Hi,

I just started working second order DE's, and I want to make sure I'm doing it correctly. Do you see any problem with the process below? Sorry that it looks so messy, I don't know how to code.

Question:

y'' + 12y = 0By definition,

y'' + 12y= y'' + 0y' + 12y = (r^2) + 0r + 7 = 0

First I found the discriminate, given by the formula D = b^2 - 4(a)(c) = 0^2 - 4(1)(12).

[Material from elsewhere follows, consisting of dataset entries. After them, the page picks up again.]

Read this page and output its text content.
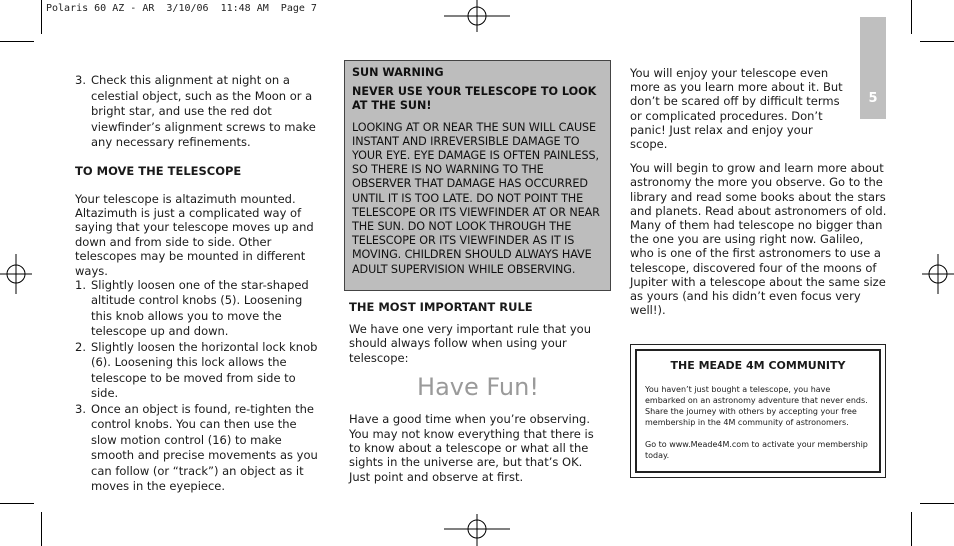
Polaris 60 AZ - AR  3/10/06  11:48 AM  Page 7
5
3. Check this alignment at night on a celestial object, such as the Moon or a bright star, and use the red dot viewfinder’s alignment screws to make any necessary refinements.
TO MOVE THE TELESCOPE

Your telescope is altazimuth mounted. Altazimuth is just a complicated way of saying that your telescope moves up and down and from side to side. Other telescopes may be mounted in different ways.

1. Slightly loosen one of the star-shaped altitude control knobs (5). Loosening this knob allows you to move the telescope up and down.
2. Slightly loosen the horizontal lock knob (6). Loosening this lock allows the telescope to be moved from side to side.
3. Once an object is found, re-tighten the control knobs. You can then use the slow motion control (16) to make smooth and precise movements as you can follow (or “track”) an object as it moves in the eyepiece.
SUN WARNING
NEVER USE YOUR TELESCOPE TO LOOK AT THE SUN!
LOOKING AT OR NEAR THE SUN WILL CAUSE INSTANT AND IRREVERSIBLE DAMAGE TO YOUR EYE. EYE DAMAGE IS OFTEN PAINLESS, SO THERE IS NO WARNING TO THE OBSERVER THAT DAMAGE HAS OCCURRED UNTIL IT IS TOO LATE. DO NOT POINT THE TELESCOPE OR ITS VIEWFINDER AT OR NEAR THE SUN. DO NOT LOOK THROUGH THE TELESCOPE OR ITS VIEWFINDER AS IT IS MOVING. CHILDREN SHOULD ALWAYS HAVE ADULT SUPERVISION WHILE OBSERVING.
THE MOST IMPORTANT RULE

We have one very important rule that you should always follow when using your telescope:

Have Fun!

Have a good time when you’re observing. You may not know everything that there is to know about a telescope or what all the sights in the universe are, but that’s OK. Just point and observe at first.

You will enjoy your telescope even more as you learn more about it. But don’t be scared off by difficult terms or complicated procedures. Don’t panic! Just relax and enjoy your scope.

You will begin to grow and learn more about astronomy the more you observe. Go to the library and read some books about the stars and planets. Read about astronomers of old. Many of them had telescope no bigger than the one you are using right now. Galileo, who is one of the first astronomers to use a telescope, discovered four of the moons of Jupiter with a telescope about the same size as yours (and his didn’t even focus very well!).

THE MEADE 4M COMMUNITY

You haven’t just bought a telescope, you have embarked on an astronomy adventure that never ends. Share the journey with others by accepting your free membership in the 4M community of astronomers.

Go to www.Meade4M.com to activate your membership today.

Since D is negative, there are no real roots.

Now I can find r_1 and r_2 by the equation r_1,2 = ( -b (plus/minus) sqrt(D) )/2(a) = (-0 (plus/minus) sqrt(-48) )/2

r_1 = (-sqrt(48))/2 = -i(sqrt(48)/2)

r_2 = (sqrt(48))/2 = i(sqrt(48)/2)

The general formula can be expressed as y(x) = C_1( e^(r_1*x) ) + C_2( e^(r_2*x) ) = C_1(e^(-i(sqrt(48)/2)x) + C_2(e^(i(sqrt(48)/2)x)

Now to remove the imaginary units I can use the equation e^ix = cos(x) + i*sin(x) (from here on I am not sure if I did correctly)

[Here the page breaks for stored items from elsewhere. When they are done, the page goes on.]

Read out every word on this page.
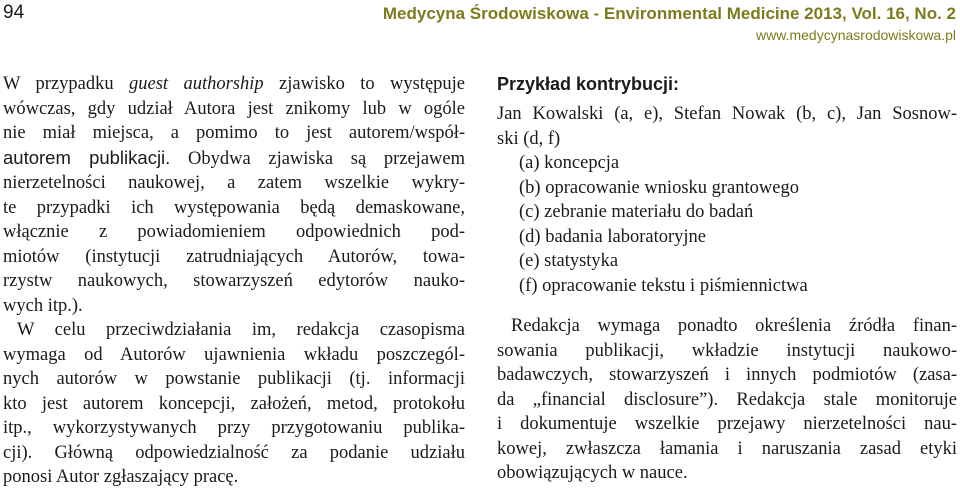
94	Medycyna Środowiskowa - Environmental Medicine 2013, Vol. 16, No. 2
www.medycynasrodowiskowa.pl
W przypadku guest authorship zjawisko to występuje
wówczas, gdy udział Autora jest znikomy lub w ogóle
nie miał miejsca, a pomimo to jest autorem/współ-
autorem publikacji. Obydwa zjawiska są przejawem
nierzetelności naukowej, a zatem wszelkie wykry-
te przypadki ich występowania będą demaskowane,
włącznie z powiadomieniem odpowiednich pod-
miotów (instytucji zatrudniających Autorów, towa-
rzystw naukowych, stowarzyszeń edytorów nauko-
wych itp.).
W celu przeciwdziałania im, redakcja czasopisma
wymaga od Autorów ujawnienia wkładu poszczegól-
nych autorów w powstanie publikacji (tj. informacji
kto jest autorem koncepcji, założeń, metod, protokołu
itp., wykorzystywanych przy przygotowaniu publika-
cji). Główną odpowiedzialność za podanie udziału
ponosi Autor zgłaszający pracę.
Przykład kontrybucji:
Jan Kowalski (a, e), Stefan Nowak (b, c), Jan Sosnow-
ski (d, f)
(a) koncepcja
(b) opracowanie wniosku grantowego
(c) zebranie materiału do badań
(d) badania laboratoryjne
(e) statystyka
(f) opracowanie tekstu i piśmiennictwa
Redakcja wymaga ponadto określenia źródła finan-
sowania publikacji, wkładzie instytucji naukowo-
badawczych, stowarzyszeń i innych podmiotów (zasa-
da „financial disclosure”). Redakcja stale monitoruje
i dokumentuje wszelkie przejawy nierzetelności nau-
kowej, zwłaszcza łamania i naruszania zasad etyki
obowiązujących w nauce.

y(x) = C_1(cos(sqrt(48/2)x) + -i*sin(sqrt(48/2)x) + C_2(cos((sqrt(48/2)x) + i*sin(sqrt(48/2)x)

And multiplying out...

y(x) = C_1(cos(sqrt(48/2))x) -i*C_1(sin(sqrt(48/2))x) + C_2(cos(sqrt(48/2))x) + i*C_2(sin(sqrt(48/2))x)

Now we can denote A = C_1 + C_2 and B = i*C_2 - i*C_1 to get...

y(x) = Acos(sqrt(48/2)x) + Bsin(sqrt(48/2))x)

That's my final answer.

Again, I apologize that it is hard to read, but ANY help is MUCH appreciated!!!

If anyone could explain to me how using denotations like A and B make the imaginary part of the complex numbers go away (basically, why the last step is done), that would be helpful.